Today, more than 3,000 New Mexican residents with Post Traumatic Stress Disorder (PTSD) are actively enrolled in our state’s Medical Cannabis Program. Many of them are military veterans, patients living with disabilities, and victims of serious trauma and violent crime.

“When I returned home from Afghanistan I was diagnosed with PTSD. I worked with my doctor and tried many prescription drugs. Taking handfuls of pills every day, every one with a different set of side effects was hard on my body, and I still experienced some symptoms,” said Michael Innis, who served in the General Infantry and  who was awarded a Purple Heart after the convoy he was traveling with got hit by an IED and was then ambushed. “Cannabis was not my first choice of medicine, but I tell you first hand, this medicine works for me. Cannabis allows me to leave my house and has helped me to return to work.”

The right to use medical cannabis was approved in 2009, when PTSD was added to the list of conditions eligible under the Lynn and Erin Compassionate Use Act. Since then PTSD has become the disabling condition most frequently indicated by patients in the program, and today accounts for 40% of the diagnoses of the citizens in our state's medial cannabis program.

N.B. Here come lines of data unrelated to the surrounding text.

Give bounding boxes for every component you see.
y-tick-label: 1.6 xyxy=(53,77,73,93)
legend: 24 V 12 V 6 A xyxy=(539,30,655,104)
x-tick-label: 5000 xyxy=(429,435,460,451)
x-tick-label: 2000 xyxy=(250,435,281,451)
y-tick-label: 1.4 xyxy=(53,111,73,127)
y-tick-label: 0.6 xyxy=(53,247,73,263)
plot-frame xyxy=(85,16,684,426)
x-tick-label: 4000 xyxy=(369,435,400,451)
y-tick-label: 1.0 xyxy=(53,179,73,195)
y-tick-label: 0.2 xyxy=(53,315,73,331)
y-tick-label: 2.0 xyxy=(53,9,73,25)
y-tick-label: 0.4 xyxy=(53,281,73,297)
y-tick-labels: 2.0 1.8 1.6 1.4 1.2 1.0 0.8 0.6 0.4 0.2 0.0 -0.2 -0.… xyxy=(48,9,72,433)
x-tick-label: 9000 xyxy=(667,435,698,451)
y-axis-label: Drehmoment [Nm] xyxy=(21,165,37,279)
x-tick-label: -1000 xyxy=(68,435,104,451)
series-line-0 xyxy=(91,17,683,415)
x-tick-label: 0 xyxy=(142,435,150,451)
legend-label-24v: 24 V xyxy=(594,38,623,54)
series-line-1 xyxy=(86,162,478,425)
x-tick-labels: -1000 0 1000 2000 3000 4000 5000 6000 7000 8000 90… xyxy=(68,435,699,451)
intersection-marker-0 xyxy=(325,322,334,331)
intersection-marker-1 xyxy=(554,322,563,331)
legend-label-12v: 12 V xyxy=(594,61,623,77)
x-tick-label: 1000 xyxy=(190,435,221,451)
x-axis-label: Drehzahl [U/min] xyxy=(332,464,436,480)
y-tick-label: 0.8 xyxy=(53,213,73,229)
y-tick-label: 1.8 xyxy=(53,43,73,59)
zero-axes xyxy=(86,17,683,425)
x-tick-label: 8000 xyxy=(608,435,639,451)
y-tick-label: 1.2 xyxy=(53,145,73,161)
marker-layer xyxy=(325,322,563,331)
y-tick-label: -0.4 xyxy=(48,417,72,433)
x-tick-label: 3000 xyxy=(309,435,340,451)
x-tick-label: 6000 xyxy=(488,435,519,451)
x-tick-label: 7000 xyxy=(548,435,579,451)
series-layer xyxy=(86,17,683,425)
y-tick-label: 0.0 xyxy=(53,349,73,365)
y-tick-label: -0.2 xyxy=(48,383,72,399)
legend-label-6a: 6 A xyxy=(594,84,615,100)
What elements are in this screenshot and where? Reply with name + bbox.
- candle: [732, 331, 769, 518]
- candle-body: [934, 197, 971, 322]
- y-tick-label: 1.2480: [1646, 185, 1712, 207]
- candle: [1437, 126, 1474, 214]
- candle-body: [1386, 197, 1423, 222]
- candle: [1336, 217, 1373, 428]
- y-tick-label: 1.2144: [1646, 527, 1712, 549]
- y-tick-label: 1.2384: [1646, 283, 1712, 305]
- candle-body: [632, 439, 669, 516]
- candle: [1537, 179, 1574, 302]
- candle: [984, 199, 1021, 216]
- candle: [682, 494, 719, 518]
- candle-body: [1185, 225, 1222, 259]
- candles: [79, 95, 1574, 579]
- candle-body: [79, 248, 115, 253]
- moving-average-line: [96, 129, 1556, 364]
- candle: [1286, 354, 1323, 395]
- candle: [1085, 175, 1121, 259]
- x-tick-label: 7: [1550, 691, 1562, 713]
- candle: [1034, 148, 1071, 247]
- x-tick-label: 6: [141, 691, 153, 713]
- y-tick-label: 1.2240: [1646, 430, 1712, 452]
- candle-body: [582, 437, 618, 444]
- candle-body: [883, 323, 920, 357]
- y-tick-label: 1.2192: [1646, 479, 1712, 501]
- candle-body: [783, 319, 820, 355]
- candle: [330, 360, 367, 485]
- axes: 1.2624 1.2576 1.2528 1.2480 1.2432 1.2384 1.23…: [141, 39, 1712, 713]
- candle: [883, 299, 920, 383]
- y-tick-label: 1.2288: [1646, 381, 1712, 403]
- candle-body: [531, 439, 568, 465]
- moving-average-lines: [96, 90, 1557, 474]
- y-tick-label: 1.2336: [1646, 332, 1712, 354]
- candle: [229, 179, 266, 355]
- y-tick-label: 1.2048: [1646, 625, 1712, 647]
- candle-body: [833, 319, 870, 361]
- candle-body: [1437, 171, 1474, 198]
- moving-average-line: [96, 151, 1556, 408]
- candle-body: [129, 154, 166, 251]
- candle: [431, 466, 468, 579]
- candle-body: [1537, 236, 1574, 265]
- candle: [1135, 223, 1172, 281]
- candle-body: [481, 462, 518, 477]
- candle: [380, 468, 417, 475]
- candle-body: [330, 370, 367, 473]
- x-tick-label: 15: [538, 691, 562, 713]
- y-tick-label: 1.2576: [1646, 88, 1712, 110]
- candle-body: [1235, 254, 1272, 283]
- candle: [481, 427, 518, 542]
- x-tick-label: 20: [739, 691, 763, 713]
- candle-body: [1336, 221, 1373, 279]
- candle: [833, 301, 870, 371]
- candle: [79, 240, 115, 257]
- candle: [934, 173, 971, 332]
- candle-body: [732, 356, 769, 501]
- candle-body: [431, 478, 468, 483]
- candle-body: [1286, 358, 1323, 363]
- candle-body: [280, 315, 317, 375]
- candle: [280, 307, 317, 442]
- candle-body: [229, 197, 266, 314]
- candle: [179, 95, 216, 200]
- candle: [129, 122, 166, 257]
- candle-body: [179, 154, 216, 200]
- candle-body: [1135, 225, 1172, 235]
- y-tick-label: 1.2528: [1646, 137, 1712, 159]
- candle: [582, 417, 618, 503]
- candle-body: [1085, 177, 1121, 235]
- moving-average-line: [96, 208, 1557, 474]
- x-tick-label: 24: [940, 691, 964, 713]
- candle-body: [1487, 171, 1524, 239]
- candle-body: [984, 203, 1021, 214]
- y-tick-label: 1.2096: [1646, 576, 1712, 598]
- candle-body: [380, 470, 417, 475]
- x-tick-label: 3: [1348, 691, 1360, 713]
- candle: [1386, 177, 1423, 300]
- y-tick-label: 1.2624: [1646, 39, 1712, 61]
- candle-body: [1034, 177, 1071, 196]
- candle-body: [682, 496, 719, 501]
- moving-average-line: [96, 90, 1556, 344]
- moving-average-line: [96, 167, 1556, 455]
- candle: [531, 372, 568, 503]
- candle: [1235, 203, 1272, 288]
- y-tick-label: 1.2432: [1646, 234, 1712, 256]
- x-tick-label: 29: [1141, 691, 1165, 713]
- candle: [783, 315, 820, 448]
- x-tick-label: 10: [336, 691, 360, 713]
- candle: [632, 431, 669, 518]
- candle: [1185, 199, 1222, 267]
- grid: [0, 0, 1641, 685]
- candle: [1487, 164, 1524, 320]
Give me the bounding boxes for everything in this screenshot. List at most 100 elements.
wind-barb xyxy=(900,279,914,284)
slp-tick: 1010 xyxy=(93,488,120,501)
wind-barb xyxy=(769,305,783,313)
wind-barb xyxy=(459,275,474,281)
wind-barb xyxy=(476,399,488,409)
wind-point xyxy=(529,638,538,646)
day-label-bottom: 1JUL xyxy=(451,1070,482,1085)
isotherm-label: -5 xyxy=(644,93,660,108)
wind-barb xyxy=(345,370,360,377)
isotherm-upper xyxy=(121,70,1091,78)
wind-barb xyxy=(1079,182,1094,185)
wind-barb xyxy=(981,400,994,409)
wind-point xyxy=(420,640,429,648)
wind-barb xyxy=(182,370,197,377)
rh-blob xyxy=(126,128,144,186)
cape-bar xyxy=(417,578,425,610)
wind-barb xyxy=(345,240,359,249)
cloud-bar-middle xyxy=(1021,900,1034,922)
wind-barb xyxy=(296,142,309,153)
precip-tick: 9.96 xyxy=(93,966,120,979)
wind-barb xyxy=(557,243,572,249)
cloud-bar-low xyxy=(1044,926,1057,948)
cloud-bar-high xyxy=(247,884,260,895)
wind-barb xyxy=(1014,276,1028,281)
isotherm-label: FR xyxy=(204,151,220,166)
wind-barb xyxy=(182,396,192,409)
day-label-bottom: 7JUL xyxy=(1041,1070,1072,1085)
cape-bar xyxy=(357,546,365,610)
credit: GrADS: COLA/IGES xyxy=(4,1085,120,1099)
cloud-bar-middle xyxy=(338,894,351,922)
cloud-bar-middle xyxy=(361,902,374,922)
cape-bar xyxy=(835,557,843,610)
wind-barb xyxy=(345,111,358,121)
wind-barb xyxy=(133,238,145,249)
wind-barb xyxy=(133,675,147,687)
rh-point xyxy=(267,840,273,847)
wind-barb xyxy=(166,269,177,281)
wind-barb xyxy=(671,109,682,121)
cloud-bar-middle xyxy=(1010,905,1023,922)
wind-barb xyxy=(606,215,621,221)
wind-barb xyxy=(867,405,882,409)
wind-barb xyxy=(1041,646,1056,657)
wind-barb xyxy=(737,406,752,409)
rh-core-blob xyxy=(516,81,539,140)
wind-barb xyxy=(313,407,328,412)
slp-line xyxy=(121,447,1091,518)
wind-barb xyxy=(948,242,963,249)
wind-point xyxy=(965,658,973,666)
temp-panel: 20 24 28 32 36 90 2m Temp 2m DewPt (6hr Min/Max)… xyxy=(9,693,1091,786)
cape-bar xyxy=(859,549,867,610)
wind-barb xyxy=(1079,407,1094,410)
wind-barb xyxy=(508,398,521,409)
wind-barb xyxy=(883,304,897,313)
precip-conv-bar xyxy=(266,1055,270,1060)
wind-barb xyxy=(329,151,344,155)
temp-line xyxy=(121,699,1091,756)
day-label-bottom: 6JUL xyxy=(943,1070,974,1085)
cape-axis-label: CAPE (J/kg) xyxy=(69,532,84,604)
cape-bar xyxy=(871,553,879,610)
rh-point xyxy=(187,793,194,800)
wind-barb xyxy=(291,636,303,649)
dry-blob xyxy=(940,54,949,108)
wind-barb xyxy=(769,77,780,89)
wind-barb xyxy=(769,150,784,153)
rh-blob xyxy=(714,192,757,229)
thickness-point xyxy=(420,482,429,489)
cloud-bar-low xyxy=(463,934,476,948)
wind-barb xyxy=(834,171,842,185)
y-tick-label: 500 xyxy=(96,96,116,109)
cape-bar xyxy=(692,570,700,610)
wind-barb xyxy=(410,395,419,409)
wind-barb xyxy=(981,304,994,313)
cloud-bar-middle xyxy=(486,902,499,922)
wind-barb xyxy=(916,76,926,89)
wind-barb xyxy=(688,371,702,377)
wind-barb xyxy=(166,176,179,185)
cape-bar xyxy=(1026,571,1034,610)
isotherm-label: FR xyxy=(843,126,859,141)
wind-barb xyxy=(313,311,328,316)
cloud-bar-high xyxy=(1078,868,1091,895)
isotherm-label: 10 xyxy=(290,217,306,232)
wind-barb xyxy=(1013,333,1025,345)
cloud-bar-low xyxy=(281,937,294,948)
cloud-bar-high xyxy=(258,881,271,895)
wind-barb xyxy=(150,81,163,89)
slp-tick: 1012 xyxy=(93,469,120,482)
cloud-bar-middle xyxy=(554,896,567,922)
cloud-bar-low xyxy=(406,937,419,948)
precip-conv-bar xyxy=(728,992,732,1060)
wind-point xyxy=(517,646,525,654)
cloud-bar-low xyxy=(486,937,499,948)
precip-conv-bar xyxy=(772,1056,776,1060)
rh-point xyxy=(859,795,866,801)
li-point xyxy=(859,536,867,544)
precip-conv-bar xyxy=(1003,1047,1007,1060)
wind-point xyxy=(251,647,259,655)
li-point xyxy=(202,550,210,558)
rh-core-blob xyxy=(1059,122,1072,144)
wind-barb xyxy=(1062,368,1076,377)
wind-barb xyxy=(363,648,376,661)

“The current pharmaceutical cocktails given to sufferers of PTSD have limited efficacy, have significant debilitating side-effects, and have in many cases proven deadly,” stated Lisa Walker, M.D. a board-certified psychiatrist. “Given these facts, along with the experience of thousands of patients whose quality of life has been improved by its use, medical cannabis should continue to be an available treatment for the suffers of PTSD.”